The tarsal gland of C. marginatus is morphologically similar to the tarsal gland of Diptera (Bauchhenss 1979) and to the arolium gland of Hymenoptera (Federle et al. 2001; Jarau et al. 2005; Nijs and Billen 2015; Billen et al. 2017). Also in these cases, there is an outer and inner compartments, and the unguitractor tendon is in contact with the gland. Bauchhenss (1979) hypothesised an involvement of this gland in the adhesive fluid production, together with the gland present inside the pulvilli, and suggested the involvement of pore channels in the pulvilli adhesive setae for the fluid release. However, in Hymenoptera, the lack of any pores leading the fluid to the outside induced researchers to hypothesise that the secretion of this gland in Hymenoptera have an hydraulic function and is used only for increasing the pressure inside the arolium, thus allowing its unfolding (Federle et al. 2001; Jarau et al. 2005). A more detailed analysis of the ultrastructure of the ventral side of the arolium in Hymenoptera could clarify the possible occurrence of pore channels for the fluid emission, thus reconsidering the role of the arolium gland in producing the adhesive fluid. A role of the arolium gland in producing the adhesive fluid could be hypothesised also considering that (1) the arolium does not show any internal secretory epithelium; (2) a pressure-driven mechanism of arolium unfolding is mainly true for small representatives of Hymenoptera, while large hornets can do it mainly mechanically (Frantsevich and Gorb 2002, 2004).

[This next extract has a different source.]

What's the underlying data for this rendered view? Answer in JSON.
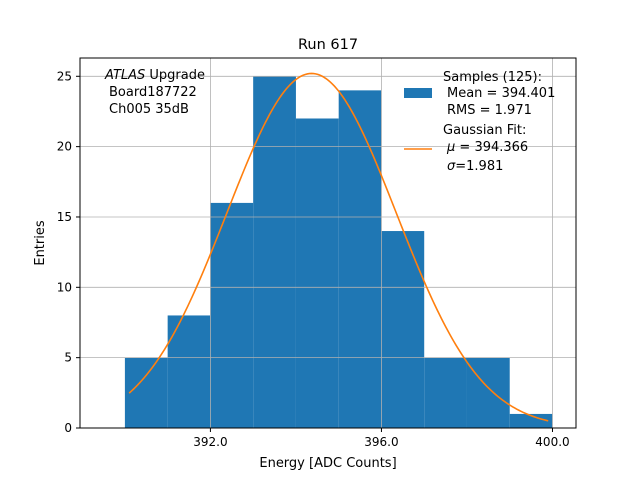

The present study on the tarsus of C. marginatus also identified the presence of mononematic scolopidia running longitudinally in the dorsal side of the tarsus, strictly adhering to the gland. From the same area, strictly connected to the gland, two ligaments run to the ventral distal tarsus, towards the two pretarsal apodemes, each sustaining the complex claw–pulvillus. Scolopidia are mechanoreceptors sensing the internal stretching of the body parts and their presence and position in the last tarsomere of C. marginatus is coherent with the ability to sense the internal stretching of the tarsus during the unguitractor tendon pulling and the consequent rotation of the complex claw–pulvillus, as suggested in other insects (e.g. Wiese and Schmidt 1974; Seifert and Heinzeller 1989). In consideration of the close association of scolopidia with the gland cells, a possible role of scolopidia could be hypothesised also in sensing the stretching of the gland during the unguitractor tendon pulling to keep under control the storage volume of the gland reservoir during insect walking or pulling. This neuronal control could be useful also for limiting the further influx of fluid in the gland reservoir when the storage volume is full.

Conclusions

As reported by Schmitt and Betz (2017) “To date, only a few studies have been conducted that have comprehensively elucidated the morphology of insect tarsal adhesive organs by combining studies on (1) the secretory active tissues, (2) the cuticular structures that function in the storage, distribution, and release of the adhesion-mediating secretion, and (3) the external morphology of the adhesive organs”. In this context, the present investigation on the ultrastructure of the attachment devices and the tarsal gland of the bug C. marginatus could help to better understand the mechanisms of insect adhesive fluid production, the fluid emission and control of its transport toward the exterior, especially in Hemiptera, but also in other insect groups with similar morphological features. These mechanisms indeed could be similar among different insect groups in relation with the evolutionary convergences evolved to enhance the attachment ability to the substrate (e.g. the presence of cuticular rods at the ventral surface of both hairy and smooth attachment pads), but also different (such as the adhesive fluid secretory epithelium occupying different areas of the tarsus in different insect orders). Finally, this paper detected mononematic scolopidia that can be good candidates for the sensory control of insect attachment, which to the large extent remains unknown.